The burgers eaten at Sunday’s contest will be donated by the Northeast Ohio family that claims to have invented the hamburger. At the restaurant she opened in Green 19 years ago, Linda Menches tells the story with pride.
"My great-grandfather, Charles Menches, and his brother Frank Menches were concessionaires during the turn of the century and they would take their tents and everything by railway to all the major fairs and state fairs. And they were in Erie County New York Agricultural Fair in 1885 and they were selling their sausage sandwiches, their pickled herring, all these concession foods we wouldn’t think of eating at this time. And they ran out of their sausage."
The Menches brothers tried to buy sausage from other concessionaires at the fair, but all they could get was ground beef. 
" They took the beef back to their tent. It was a little too bland so they added spices that we do now. It’s the original recipe. And they started serving hamburgers. Meatballs, smashing them out. And then they would serve them on rye bread with ketchup and onion. Everyone asked what are you naming this. Frank looked up at the sign. It was Hamburg, New York. He said we’re going to call it the "hamburg."
Frank and Charles Menches eventually packed away their tents, got off the state fair circuit, and opened a bricks and mortar restaurant.
"They had one in downtown Canton. President McKinley, then Congressman McKinley would walk down and have lunch there. Then in 1896 they moved their business up into Akron and they had the Liberty Theater and they had a restaurant as well there."

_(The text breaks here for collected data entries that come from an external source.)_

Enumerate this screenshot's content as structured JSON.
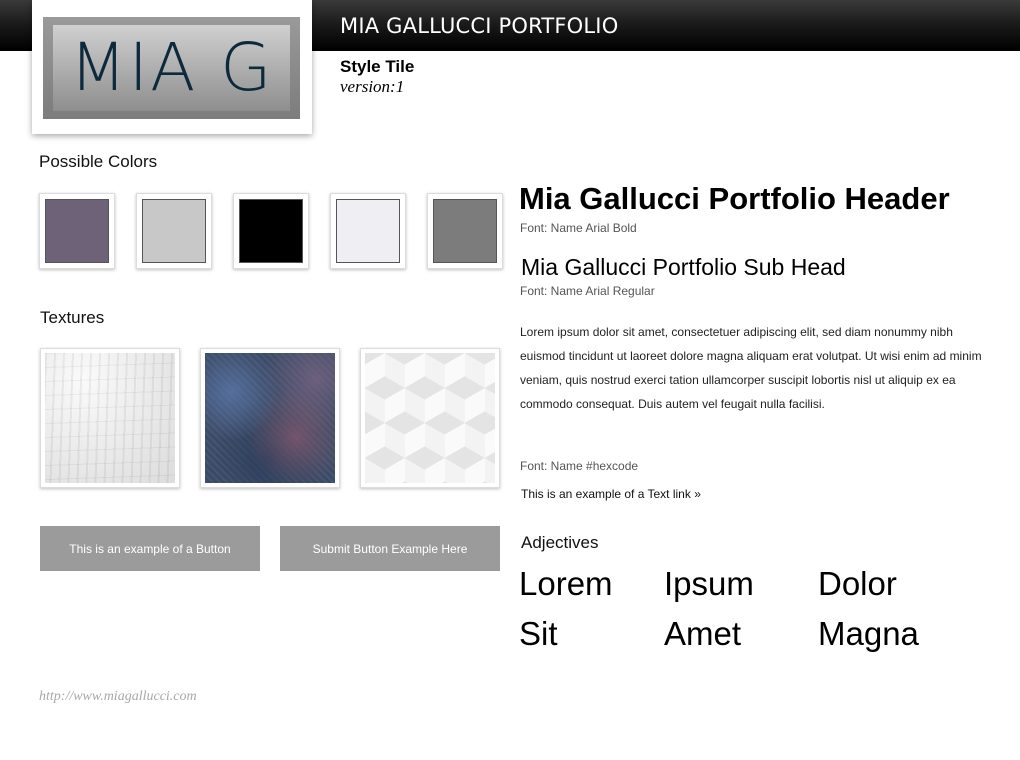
{
  "header": {
    "site_title": "MIA GALLUCCI PORTFOLIO",
    "logo_text": "MIA G",
    "tile_title": "Style Tile",
    "tile_version": "version:1"
  },
  "colors": {
    "label": "Possible Colors",
    "swatches": [
      "#6e6279",
      "#c8c8c8",
      "#000000",
      "#efeef2",
      "#7c7c7c"
    ]
  },
  "textures": {
    "label": "Textures"
  },
  "buttons": {
    "example_label": "This is an example of a Button",
    "submit_label": "Submit Button Example Here"
  },
  "footer": {
    "url": "http://www.miagallucci.com"
  },
  "typography": {
    "header_sample": "Mia Gallucci Portfolio Header",
    "header_font_note": "Font: Name Arial Bold",
    "subhead_sample": "Mia Gallucci Portfolio Sub Head",
    "subhead_font_note": "Font: Name Arial Regular",
    "body_text": "Lorem ipsum dolor sit amet, consectetuer adipiscing elit, sed diam nonummy nibh euismod tincidunt ut laoreet dolore magna aliquam erat volutpat. Ut wisi enim ad minim veniam, quis nostrud exerci tation ullamcorper suscipit lobortis nisl ut aliquip ex ea commodo consequat. Duis autem vel feugait nulla facilisi.",
    "hex_font_note": "Font: Name #hexcode",
    "text_link": "This is an example of a Text link »"
  },
  "adjectives": {
    "label": "Adjectives",
    "words": [
      "Lorem",
      "Ipsum",
      "Dolor",
      "Sit",
      "Amet",
      "Magna"
    ]
  }
}
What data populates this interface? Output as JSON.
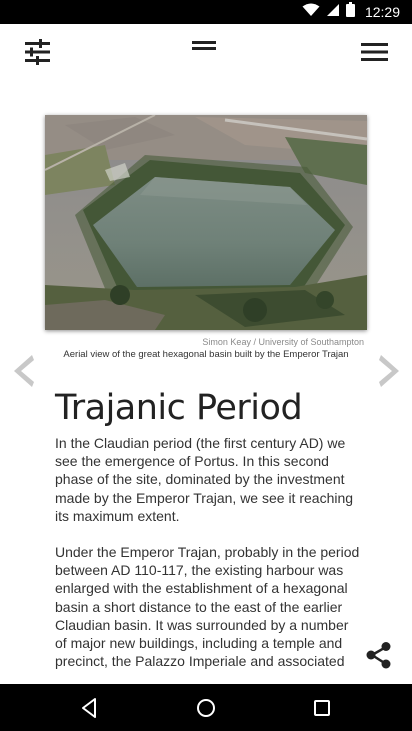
{
  "status_bar": {
    "time": "12:29",
    "icons": [
      "wifi-icon",
      "signal-icon",
      "battery-icon"
    ]
  },
  "top_bar": {
    "icons": [
      "filter-settings-icon",
      "drag-handle-icon",
      "hamburger-menu-icon"
    ]
  },
  "figure": {
    "credit": "Simon Keay / University of Southampton",
    "caption": "Aerial view of the great hexagonal basin built by the Emperor Trajan"
  },
  "article": {
    "title": "Trajanic Period",
    "paragraphs": [
      "In the Claudian period (the first century AD) we see the emergence of Portus. In this second phase of the site, dominated by the investment made by the Emperor Trajan, we see it reaching its maximum extent.",
      "Under the Emperor Trajan, probably in the period between AD 110-117, the existing harbour was enlarged with the establishment of a hexagonal basin a short distance to the east of the earlier Claudian basin. It was surrounded by a number of major new buildings, including a temple and precinct, the Palazzo Imperiale and associated"
    ]
  },
  "navigation": {
    "icons": [
      "chevron-left-icon",
      "chevron-right-icon",
      "share-icon"
    ]
  },
  "system_nav": {
    "icons": [
      "back-icon",
      "home-icon",
      "recents-icon"
    ]
  },
  "colors": {
    "status_bar": "#000000",
    "text": "#333333",
    "title": "#222222",
    "arrows": "#c8c8c8",
    "credit": "#8a8a8a"
  }
}
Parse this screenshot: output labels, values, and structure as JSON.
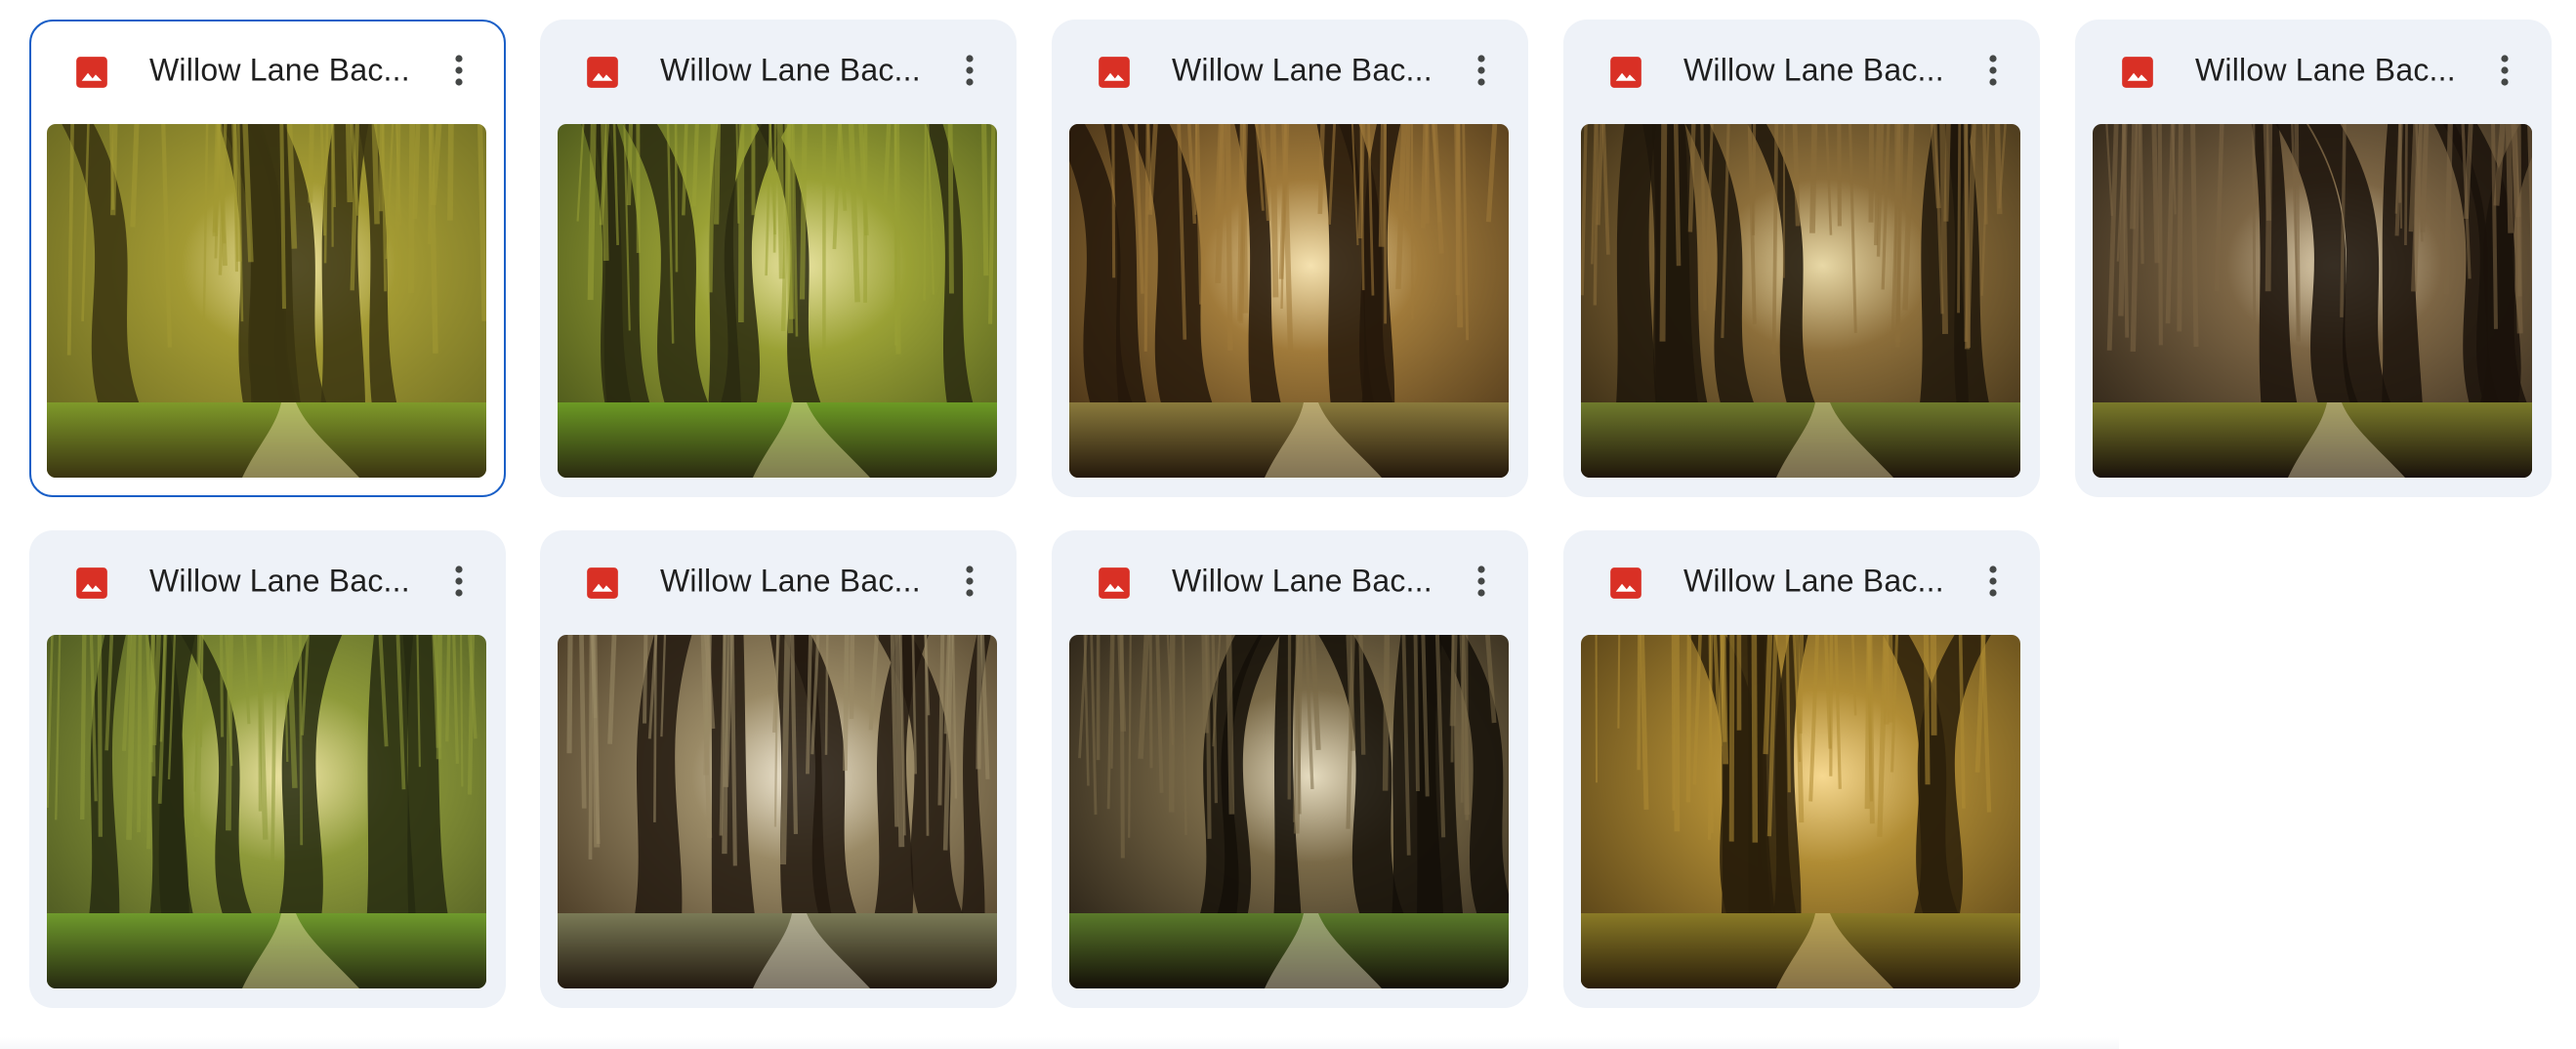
{
  "files": [
    {
      "name": "Willow Lane Bac...",
      "icon": "image-file-icon",
      "selected": true,
      "palette": [
        "#6b6a22",
        "#a39a33",
        "#3a3410",
        "#7f9a2a",
        "#f2e7a6"
      ]
    },
    {
      "name": "Willow Lane Bac...",
      "icon": "image-file-icon",
      "selected": false,
      "palette": [
        "#4e5a1c",
        "#9aa135",
        "#2a2a10",
        "#6c9a24",
        "#e9e3a0"
      ]
    },
    {
      "name": "Willow Lane Bac...",
      "icon": "image-file-icon",
      "selected": false,
      "palette": [
        "#4a3418",
        "#a07a3a",
        "#24180b",
        "#8a7a3c",
        "#f5e2b0"
      ]
    },
    {
      "name": "Willow Lane Bac...",
      "icon": "image-file-icon",
      "selected": false,
      "palette": [
        "#3c2e16",
        "#8c6e3a",
        "#1f160a",
        "#6f7a2c",
        "#e8d8a6"
      ]
    },
    {
      "name": "Willow Lane Bac...",
      "icon": "image-file-icon",
      "selected": false,
      "palette": [
        "#33281a",
        "#7c6544",
        "#1a120a",
        "#7a7a2a",
        "#dfd0b0"
      ]
    },
    {
      "name": "Willow Lane Bac...",
      "icon": "image-file-icon",
      "selected": false,
      "palette": [
        "#4e5a22",
        "#8e9a3a",
        "#262a10",
        "#6f9a2c",
        "#f0e6a6"
      ]
    },
    {
      "name": "Willow Lane Bac...",
      "icon": "image-file-icon",
      "selected": false,
      "palette": [
        "#4b3c26",
        "#9a8a66",
        "#22190f",
        "#7a7a56",
        "#f2ead6"
      ]
    },
    {
      "name": "Willow Lane Bac...",
      "icon": "image-file-icon",
      "selected": false,
      "palette": [
        "#2c2418",
        "#7a6a48",
        "#140f08",
        "#5a7a2a",
        "#e6dcc0"
      ]
    },
    {
      "name": "Willow Lane Bac...",
      "icon": "image-file-icon",
      "selected": false,
      "palette": [
        "#5a4418",
        "#b08c34",
        "#2a1e0a",
        "#8a7a26",
        "#f6d890"
      ]
    }
  ],
  "more_actions_icon": "more-vert-icon",
  "colors": {
    "accent": "#1a5fc7",
    "card_bg": "#eef2f8",
    "icon_red": "#d93025"
  }
}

Did the Menches brothers really invent the hamburger? Not according to the Library of Congress. It says Louis Lassen grilled up the first one in the year 1900 in New Haven, Connecticut. And if you go to Athens, Texas they'll tell you a man named Fletcher Davis formed the first burger patty.
Linda Menches is used to these counter-claims. She gets the same grief about another one of her great-grand-dad's alleged inventions, the ice-cream cone. She says he introduced that in St Louis at the 1904 World's Fair.
" Yeah, it’s disputed as well. They’re all disputed but we’re laying our claim. We’re just sticking by our story."
...And hanging on to a family heirloom: the key to the city of Hamburg, New York.